Shortly thereafter, management announced a significant workforce reduction to the tune of 15% of its staff. Ominously, the company shut down BuzzFeed News, its straight news and investigative reporting unit. Sadly, digital ad dollar declines and a terrible market for journalism sparked the pink slips. It’s a common theme within the content-generation space, with several sector players feeling the heat.
Nevertheless, having made the cuts, it’s also possible that management can focus on what works. In other words, cut the journalism and go for titillating editorials. I’m not even sure the modern audience knows the difference.

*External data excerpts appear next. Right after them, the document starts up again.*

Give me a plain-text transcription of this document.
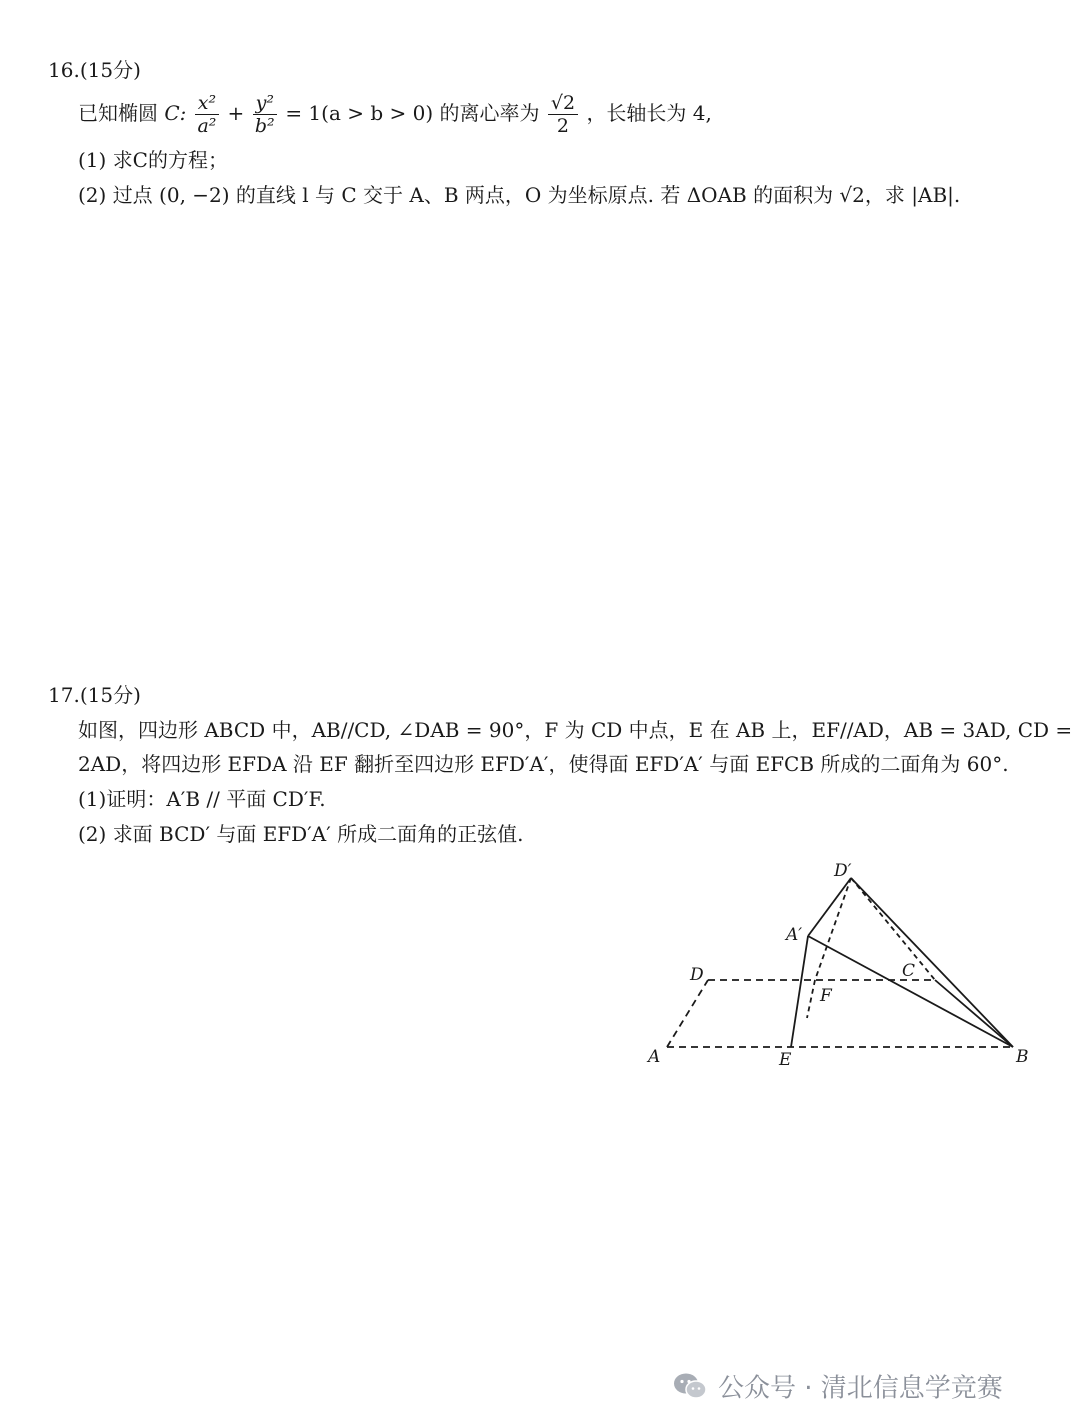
16.(15分)
已知椭圆 C: $\frac{\text{x²}}{\text{a²}} + \frac{\text{y²}}{\text{b²}} = 1(a > b > 0)$ 的离心率为 $\frac{√2}{2}$ ，长轴长为 4,
(1) 求C的方程；
(2) 过点 (0, −2) 的直线 l 与 C 交于 A、B 两点，O 为坐标原点. 若 ΔOAB 的面积为 √2，求 |AB|.
17.(15分)
如图，四边形 ABCD 中，AB//CD, ∠DAB = 90°，F 为 CD 中点，E 在 AB 上，EF//AD，AB = 3AD, CD =
2AD，将四边形 EFDA 沿 EF 翻折至四边形 EFD′A′，使得面 EFD′A′ 与面 EFCB 所成的二面角为 60°.
(1)证明：A′B // 平面 CD′F.
(2) 求面 BCD′ 与面 EFD′A′ 所成二面角的正弦值.
D′
A′
D	C
F
A	E	B
公众号 · 清北信息学竞赛
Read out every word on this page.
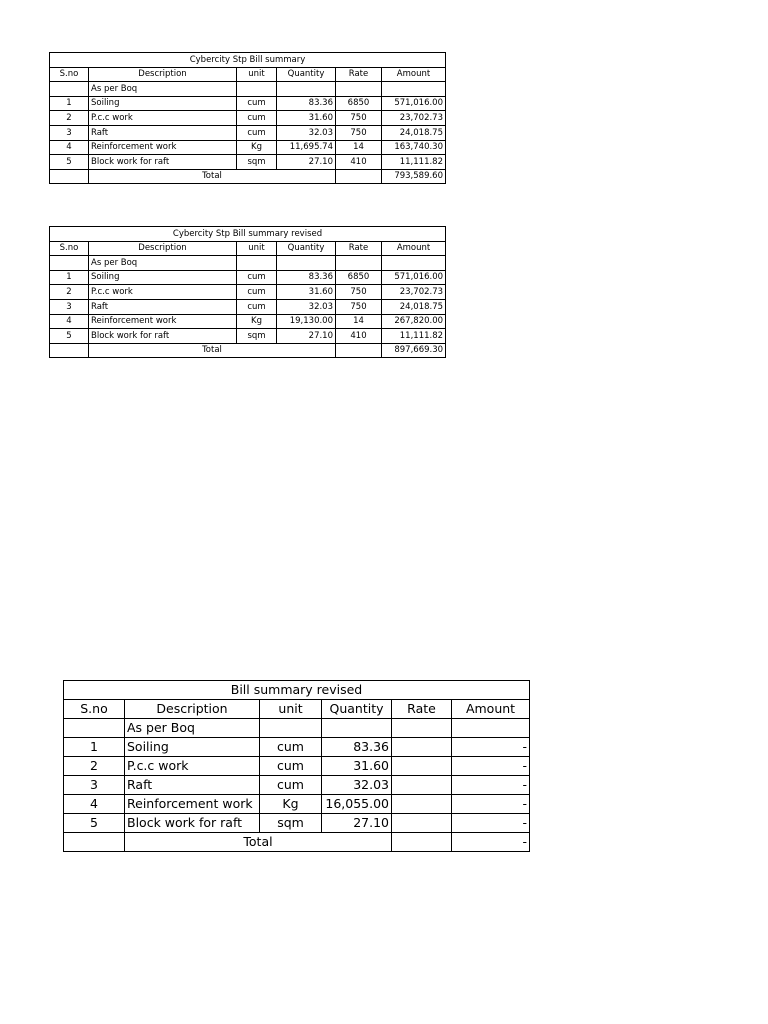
Cybercity Stp Bill summary					
S.no	Description	unit	Quantity	Rate	Amount
	As per Boq				
1	Soiling	cum	83.36	6850	571,016.00
2	P.c.c work	cum	31.60	750	23,702.73
3	Raft	cum	32.03	750	24,018.75
4	Reinforcement work	Kg	11,695.74	14	163,740.30
5	Block work for raft	sqm	27.10	410	11,111.82
	Total				793,589.60
Cybercity Stp Bill summary revised					
S.no	Description	unit	Quantity	Rate	Amount
	As per Boq				
1	Soiling	cum	83.36	6850	571,016.00
2	P.c.c work	cum	31.60	750	23,702.73
3	Raft	cum	32.03	750	24,018.75
4	Reinforcement work	Kg	19,130.00	14	267,820.00
5	Block work for raft	sqm	27.10	410	11,111.82
	Total				897,669.30
Bill summary revised					
S.no	Description	unit	Quantity	Rate	Amount
	As per Boq				
1	Soiling	cum	83.36		-
2	P.c.c work	cum	31.60		-
3	Raft	cum	32.03		-
4	Reinforcement work	Kg	16,055.00		-
5	Block work for raft	sqm	27.10		-
	Total				-
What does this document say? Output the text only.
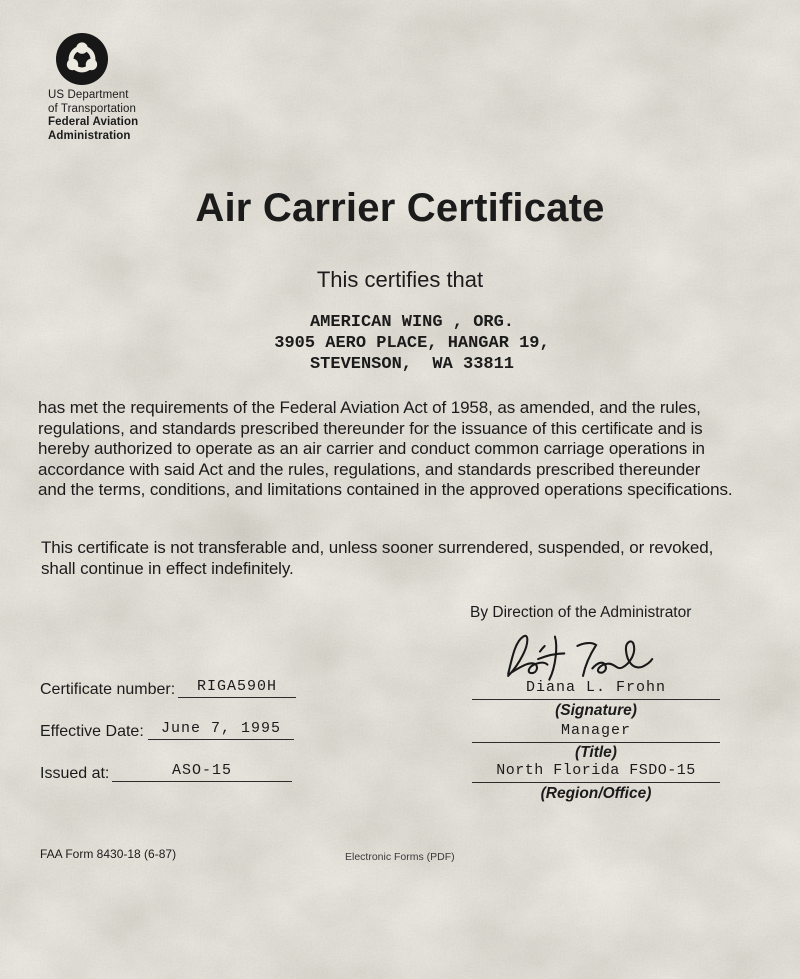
US Department
of Transportation
Federal Aviation
Administration
Air Carrier Certificate
This certifies that
AMERICAN WING , ORG.
3905 AERO PLACE, HANGAR 19,
STEVENSON,  WA 33811
has met the requirements of the Federal Aviation Act of 1958, as amended, and the rules,
regulations, and standards prescribed thereunder for the issuance of this certificate and is
hereby authorized to operate as an air carrier and conduct common carriage operations in
accordance with said Act and the rules, regulations, and standards prescribed thereunder
and the terms, conditions, and limitations contained in the approved operations specifications.
This certificate is not transferable and, unless sooner surrendered, suspended, or revoked,
shall continue in effect indefinitely.
By Direction of the Administrator
Diana L. Frohn
(Signature)
Manager
(Title)
North Florida FSDO-15
(Region/Office)
Certificate number:	RIGA590H
Effective Date:	June 7, 1995
Issued at:	ASO-15
FAA Form 8430-18 (6-87)	Electronic Forms (PDF)
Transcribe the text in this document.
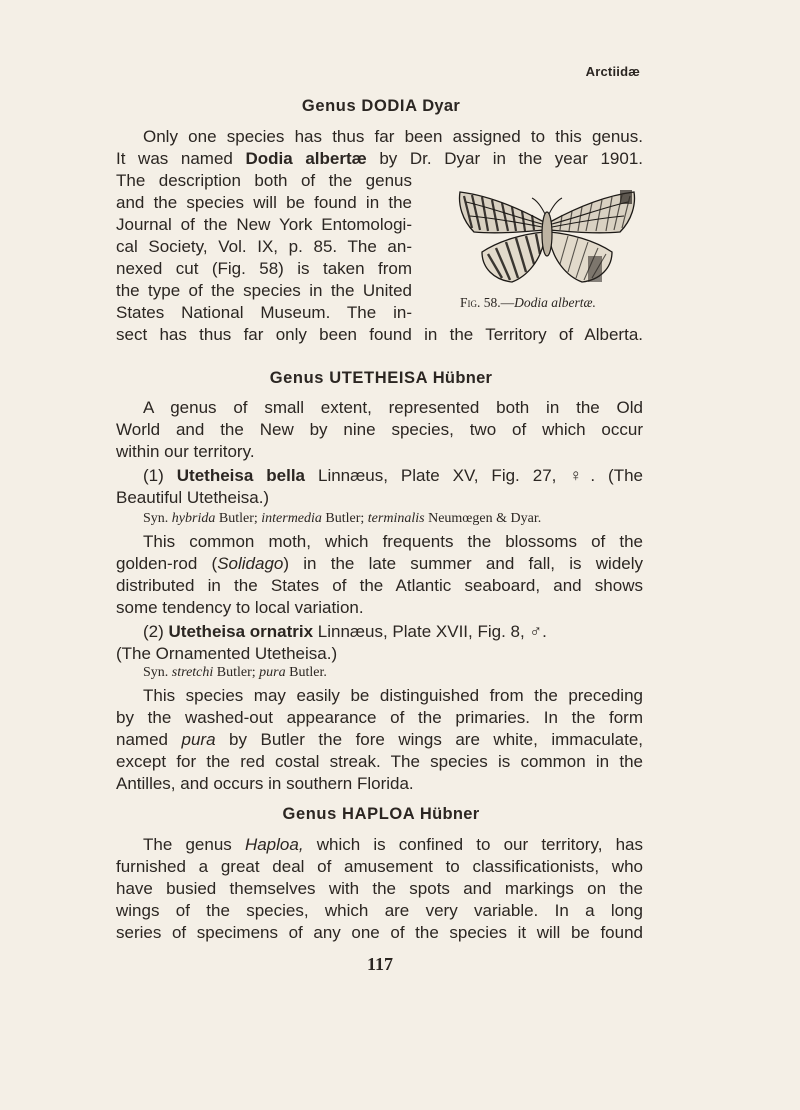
Arctiidæ
Genus DODIA Dyar
Only one species has thus far been assigned to this genus.
It was named Dodia albertæ by Dr. Dyar in the year 1901.
The description both of the genus
and the species will be found in the
Journal of the New York Entomologi-
cal Society, Vol. IX, p. 85. The an-
nexed cut (Fig. 58) is taken from
the type of the species in the United
States National Museum. The in-
sect has thus far only been found in the Territory of Alberta.
Fig. 58.—Dodia albertæ.
Genus UTETHEISA Hübner
A genus of small extent, represented both in the Old
World and the New by nine species, two of which occur
within our territory.
(1) Utetheisa bella Linnæus, Plate XV, Fig. 27, ♀. (The
Beautiful Utetheisa.)
Syn. hybrida Butler; intermedia Butler; terminalis Neumœgen & Dyar.
This common moth, which frequents the blossoms of the
golden-rod (Solidago) in the late summer and fall, is widely
distributed in the States of the Atlantic seaboard, and shows
some tendency to local variation.
(2) Utetheisa ornatrix Linnæus, Plate XVII, Fig. 8, ♂.
(The Ornamented Utetheisa.)
Syn. stretchi Butler; pura Butler.
This species may easily be distinguished from the preceding
by the washed-out appearance of the primaries. In the form
named pura by Butler the fore wings are white, immaculate,
except for the red costal streak. The species is common in the
Antilles, and occurs in southern Florida.
Genus HAPLOA Hübner
The genus Haploa, which is confined to our territory, has
furnished a great deal of amusement to classificationists, who
have busied themselves with the spots and markings on the
wings of the species, which are very variable. In a long
series of specimens of any one of the species it will be found
117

Granted, this is a tough case for high-return troubled tech stocks. However, it’s interesting that in the trailing month, BZFD gained over 29% of equity value. Who knows – maybe there’s a chance?
On the date of publication, Josh Enomoto did not have (either directly or indirectly) any positions in the securities mentioned in this article. The opinions expressed in this article are those of the writer, subject to the InvestorPlace.com Publishing Guidelines.